Are ceramic implants useful in the anterior esthetic zone?
Ceramic implants can be useful in the anterior esthetic zone providing they allow the option of using custom abutments, as this will help address any angulation concerns the clinician might have. In terms of ceramic devices, another aspect to consider is that some ceramic designs are one-stage implants with insertion torque limitations.
Where do you stand on the use of screw-retained versus cemented restorations for esthetic zone implants?
To my way of thinking, anytime an implant can be screw retained, it should be. If the implant is placed properly and the screw access can be directed towards the cingulum, screw retention is the superior option because it is retrievable. Even if implant angulation is a concern, an angled, screw-retained abutment and lingual/palatal slot access can be used.
If cementation is necessary, a radiopaque cement should be used.

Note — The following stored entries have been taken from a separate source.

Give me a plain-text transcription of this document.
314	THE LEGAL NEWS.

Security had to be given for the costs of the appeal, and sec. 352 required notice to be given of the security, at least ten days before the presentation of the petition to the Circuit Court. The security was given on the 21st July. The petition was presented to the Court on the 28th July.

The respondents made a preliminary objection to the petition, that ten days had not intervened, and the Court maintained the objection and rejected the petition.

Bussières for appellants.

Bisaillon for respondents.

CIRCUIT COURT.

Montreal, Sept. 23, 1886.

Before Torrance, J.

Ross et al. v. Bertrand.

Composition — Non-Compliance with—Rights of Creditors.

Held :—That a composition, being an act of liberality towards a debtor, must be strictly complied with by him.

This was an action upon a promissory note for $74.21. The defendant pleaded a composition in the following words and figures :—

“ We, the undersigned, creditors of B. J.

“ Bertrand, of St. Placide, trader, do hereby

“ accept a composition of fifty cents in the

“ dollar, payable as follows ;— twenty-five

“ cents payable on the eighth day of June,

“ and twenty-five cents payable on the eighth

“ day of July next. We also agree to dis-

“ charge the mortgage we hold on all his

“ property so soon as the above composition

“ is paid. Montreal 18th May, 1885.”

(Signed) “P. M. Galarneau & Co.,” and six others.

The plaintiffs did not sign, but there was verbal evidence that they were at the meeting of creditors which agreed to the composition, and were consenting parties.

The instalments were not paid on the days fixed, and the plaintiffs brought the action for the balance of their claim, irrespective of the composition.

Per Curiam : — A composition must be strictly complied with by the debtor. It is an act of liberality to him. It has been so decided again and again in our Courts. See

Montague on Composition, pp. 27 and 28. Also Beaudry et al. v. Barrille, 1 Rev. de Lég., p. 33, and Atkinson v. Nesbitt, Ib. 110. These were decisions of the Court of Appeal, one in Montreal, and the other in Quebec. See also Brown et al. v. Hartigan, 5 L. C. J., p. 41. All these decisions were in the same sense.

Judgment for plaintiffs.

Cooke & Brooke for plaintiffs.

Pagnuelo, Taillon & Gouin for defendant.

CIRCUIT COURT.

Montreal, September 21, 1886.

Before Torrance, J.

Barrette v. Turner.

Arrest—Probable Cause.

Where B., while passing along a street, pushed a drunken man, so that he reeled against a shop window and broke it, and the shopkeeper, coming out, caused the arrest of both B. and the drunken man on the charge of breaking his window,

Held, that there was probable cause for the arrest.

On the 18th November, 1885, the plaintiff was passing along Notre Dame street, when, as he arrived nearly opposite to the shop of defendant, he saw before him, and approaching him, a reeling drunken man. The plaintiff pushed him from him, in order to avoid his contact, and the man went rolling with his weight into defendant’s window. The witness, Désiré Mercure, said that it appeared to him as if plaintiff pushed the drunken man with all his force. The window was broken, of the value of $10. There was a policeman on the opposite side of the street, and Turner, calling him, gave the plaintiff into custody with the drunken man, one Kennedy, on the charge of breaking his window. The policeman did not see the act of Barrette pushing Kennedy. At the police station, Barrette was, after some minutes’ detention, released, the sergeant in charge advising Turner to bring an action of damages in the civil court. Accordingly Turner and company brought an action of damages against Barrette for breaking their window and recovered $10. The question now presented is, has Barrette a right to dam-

In addition, extreme care is needed when cementing the crown restoration to avoid excess cement in the peri-implant sulcus, as residual cement has been shown to contribute to peri-implant disease and, ultimately, implant failure.
CHOICE OF ABUTMENTS
Please discuss the use of custom abutments.
As noted, custom abutments are a great option when clinicians face angulation issues, restorative space issues and/or occlusal issues. In addition, many manufacturers do not offer angled stock abutments or stock abutments that are capable of being screw retained. The drawback of custom abutments, of course, is they typically cost more than prefabricated stock components.
Are there any additional considerations for treatment planning and delivery that will help ensure successful outcomes when placing anterior implants?
During the treatment planning and delivery stages, the best way to ensure long-term esthetic success is to envision what the implant and restoration will look like in 10 years. For example, we know that even after the 18- to 20-year-old age mark, craniofacial development still occurs and teeth and gingiva move, while implants do not. In addition, occlusal patterns can change over time, which affect the implant restoration. Open contacts, gingival recession, adjacent teeth extrusion and passive eruption of the gingiva can all take place, which means clinicians must plan as best they can for these possibilities.
In terms of long-term outcomes, retrievability of the restoration is important in case a repair or remake is needed. Finally, open communication is essential during treatment planning, delivery and follow-up care. Patients should be informed that the body is dynamic and the implant restoration may need to be remade in the future. Such communication helps ensure realistic expectations and may contribute to better patient cooperation in ongoing professional care.
The author has no commercial conflicts of interest to disclose.
From Decisions in Dentistry. March 2018;4(3):22,24.